Every pub quiz or office bowls competition these days has to have its prizes. Too often, these take the form of cups which are presented without any mention of the competition title or the recipient’s name. The cost of having such trophies professionally engraved is actually much higher than buying the metalware in the first place.

Today’s invention is a generic trophy made with a slot at the front to accommodate a small LCD display -just like the cheap ones fitted to everyday calculators and watches. This would have its keypad located on the base of the cup, allowing entry of the required details for display.

I’d also suggest having someone with a genuine aesthetic sense undertake the initial redesign: typical sports club cups are just uber-ghastly.

#657: WindDisc

The CD player in many computers is becoming increasingly redundant…at the same time as concerns grow about these machines overheating.

Today’s invention is a CD with no playable content but which has radial slots which allow segments to be twisted slightly out of the plane of the disc, to form fan blades.

When this disc is in place, the CD drive motor is run in response to internal temperature increases.

#656: StillScreen

When your balance system and visual system don’t agree about what’s happening, the brain apparently comes to the conclusion that one of them is hallucinating; perhaps due to having been poisoned. Time to ransack the glove compartment for that waxed paper bag.

Even when sitting still, I can get ‘motion’ sickness simply playing a computer game or watching a ‘movie’ that moves in the ‘wrong’ way on a screen. Today’s invention is a way to combat such nausea.
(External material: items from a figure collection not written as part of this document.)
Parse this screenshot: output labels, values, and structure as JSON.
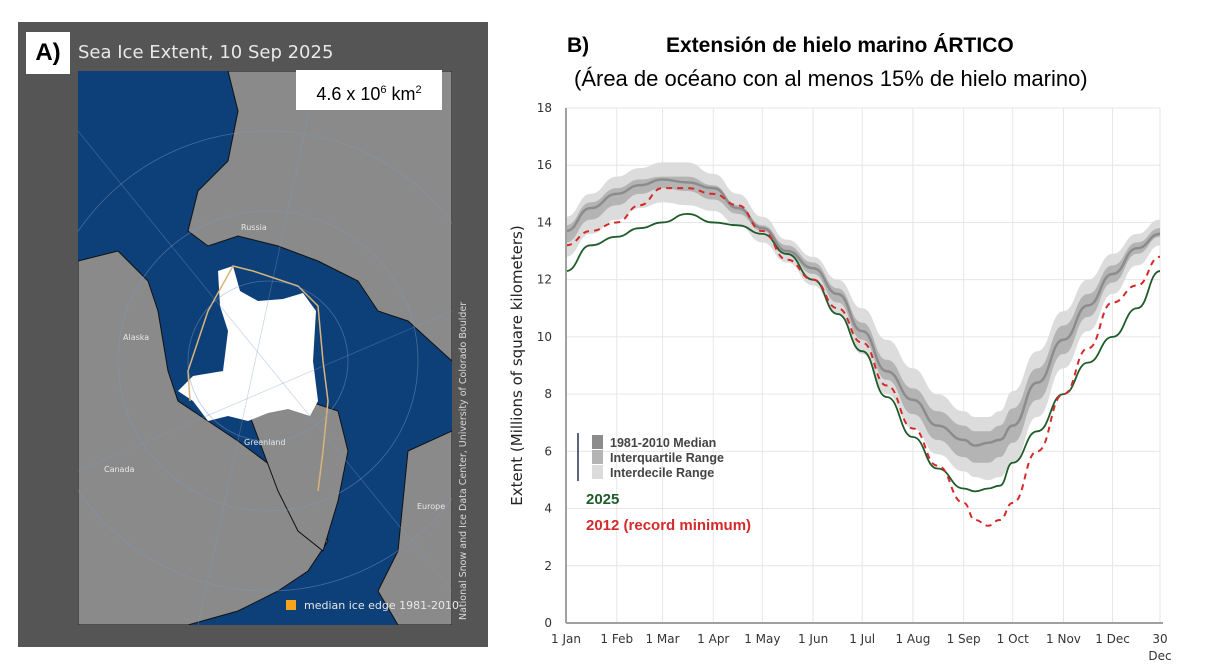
{
  "panel_a": {
    "label": "A)",
    "title": "Sea Ice Extent, 10 Sep 2025",
    "extent_value": "4.6 x 10",
    "extent_exponent": "6",
    "extent_unit": "km",
    "extent_unit_exponent": "2",
    "places": [
      "Russia",
      "Alaska",
      "Greenland",
      "Canada",
      "Europe"
    ],
    "legend_label": "median ice edge 1981-2010",
    "legend_color": "#f4a51c",
    "credit": "National Snow and Ice Data Center, University of Colorado Boulder",
    "colors": {
      "ocean": "#0d3f78",
      "land": "#8a8a8a",
      "ice": "#ffffff",
      "frame": "#555555"
    }
  },
  "panel_b": {
    "label": "B)",
    "title": "Extensión de hielo marino ÁRTICO",
    "subtitle": "(Área de océano con al menos 15% de hielo marino)"
  },
  "chart_data": {
    "type": "line",
    "title": "Extensión de hielo marino ÁRTICO",
    "subtitle": "(Área de océano con al menos 15% de hielo marino)",
    "xlabel": "",
    "ylabel": "Extent (Millions of square kilometers)",
    "ylim": [
      0,
      18
    ],
    "yticks": [
      0,
      2,
      4,
      6,
      8,
      10,
      12,
      14,
      16,
      18
    ],
    "xlim_days": [
      0,
      363
    ],
    "xticks": [
      {
        "day": 0,
        "label": "1 Jan"
      },
      {
        "day": 31,
        "label": "1 Feb"
      },
      {
        "day": 59,
        "label": "1 Mar"
      },
      {
        "day": 90,
        "label": "1 Apr"
      },
      {
        "day": 120,
        "label": "1 May"
      },
      {
        "day": 151,
        "label": "1 Jun"
      },
      {
        "day": 181,
        "label": "1 Jul"
      },
      {
        "day": 212,
        "label": "1 Aug"
      },
      {
        "day": 243,
        "label": "1 Sep"
      },
      {
        "day": 273,
        "label": "1 Oct"
      },
      {
        "day": 304,
        "label": "1 Nov"
      },
      {
        "day": 334,
        "label": "1 Dec"
      },
      {
        "day": 363,
        "label": "30",
        "label2": "Dec"
      }
    ],
    "grid": true,
    "legend_placement": "lower-left",
    "x_days": [
      0,
      15,
      31,
      45,
      59,
      74,
      90,
      105,
      120,
      135,
      151,
      166,
      181,
      196,
      212,
      227,
      243,
      250,
      258,
      265,
      273,
      288,
      304,
      319,
      334,
      349,
      363
    ],
    "bands": [
      {
        "name": "Interdecile Range",
        "color": "#dcdcdc",
        "lower": [
          12.8,
          13.6,
          14.1,
          14.5,
          14.7,
          14.6,
          14.4,
          13.9,
          13.3,
          12.6,
          11.8,
          10.8,
          9.4,
          8.0,
          6.8,
          5.9,
          5.3,
          5.1,
          5.0,
          5.1,
          5.6,
          7.2,
          8.9,
          10.2,
          11.5,
          12.5,
          13.2
        ],
        "upper": [
          14.2,
          15.0,
          15.6,
          15.9,
          16.1,
          16.1,
          15.7,
          15.0,
          14.2,
          13.4,
          12.8,
          12.0,
          11.0,
          9.9,
          8.9,
          8.0,
          7.4,
          7.2,
          7.2,
          7.4,
          8.1,
          9.5,
          10.9,
          12.0,
          12.9,
          13.6,
          14.1
        ]
      },
      {
        "name": "Interquartile Range",
        "color": "#b4b4b4",
        "lower": [
          13.3,
          14.1,
          14.6,
          15.0,
          15.2,
          15.1,
          14.8,
          14.3,
          13.7,
          12.9,
          12.2,
          11.2,
          9.9,
          8.5,
          7.3,
          6.4,
          5.8,
          5.6,
          5.6,
          5.8,
          6.3,
          7.8,
          9.4,
          10.7,
          11.9,
          12.9,
          13.5
        ],
        "upper": [
          13.9,
          14.7,
          15.2,
          15.5,
          15.6,
          15.6,
          15.3,
          14.6,
          13.9,
          13.2,
          12.6,
          11.7,
          10.5,
          9.2,
          8.2,
          7.4,
          6.9,
          6.7,
          6.7,
          6.9,
          7.5,
          8.9,
          10.4,
          11.5,
          12.5,
          13.3,
          13.8
        ]
      }
    ],
    "series": [
      {
        "name": "1981-2010 Median",
        "color": "#8c8c8c",
        "style": "solid",
        "values": [
          13.7,
          14.5,
          15.0,
          15.3,
          15.5,
          15.4,
          15.2,
          14.5,
          13.8,
          13.0,
          12.4,
          11.5,
          10.2,
          8.8,
          7.8,
          6.9,
          6.4,
          6.2,
          6.3,
          6.4,
          6.9,
          8.4,
          9.9,
          11.1,
          12.2,
          13.1,
          13.6
        ]
      },
      {
        "name": "2025",
        "color": "#1e5c2a",
        "style": "solid",
        "values": [
          12.3,
          13.2,
          13.5,
          13.8,
          14.0,
          14.3,
          14.0,
          13.9,
          13.6,
          12.9,
          12.0,
          10.8,
          9.5,
          7.9,
          6.5,
          5.4,
          4.7,
          4.6,
          4.7,
          4.8,
          5.6,
          6.7,
          8.0,
          9.1,
          10.0,
          11.0,
          12.3
        ]
      },
      {
        "name": "2012 (record minimum)",
        "color": "#d42a2a",
        "style": "dashed",
        "values": [
          13.2,
          13.7,
          14.0,
          14.6,
          15.2,
          15.2,
          15.0,
          14.6,
          13.7,
          12.7,
          12.0,
          11.0,
          9.8,
          8.3,
          6.8,
          5.5,
          4.2,
          3.6,
          3.4,
          3.6,
          4.2,
          6.0,
          8.0,
          9.6,
          11.2,
          11.8,
          12.8
        ]
      }
    ],
    "legend": [
      {
        "label": "1981-2010 Median",
        "color": "#8c8c8c"
      },
      {
        "label": "Interquartile Range",
        "color": "#b4b4b4"
      },
      {
        "label": "Interdecile Range",
        "color": "#dcdcdc"
      },
      {
        "label": "2025",
        "color": "#1e5c2a"
      },
      {
        "label": "2012 (record minimum)",
        "color": "#d42a2a"
      }
    ]
  }
}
DVD players, games machines and computer screens in general would be equipped with a key sequence which would allow the viewer to reduce the active screen area to about half its normal size, leaving a textured, static border around the scaled-down imagery.

Suddenly having peripheral vision filled with a substantial, fixed frame would emphasise the message that a screen was being viewed. This would greatly lessen the influence of the signal sent by the eyes saying “the world is moving, but the vestibular organs claim it’s not.” Although the immersive realism would be temporarily diminished, this would also reduce any tendency to feel ill and could be instantly removed when the offending sequence was over.

#655: Shockshield

I’m greatly impressed by systems such as this which can park the heads of a dropped laptop’s hard disk before it hits the deck.

Today’s invention is a technology with a different operating principle, but similar objective. The mantis shrimp is a marine creature which clubs its prey so fast that the impact generates a tiny spark of light. This phenomenon of sonoluminescence might be used by engineered systems to automatically protect themselves from the effects of impact.

Imagine eg a laptop dropped onto a hard surface. It could be equipped with a fine, water filled conduit connecting the corners (ie regions of high impact probability). On contact with a hard surface, photodetectors would register any luminescence and switch off sensitive internal systems before the solid- transmitted shock wave would have time to pass through them. This system would work without having to sense any sudden accelerations (except, indirectly, the crash itself).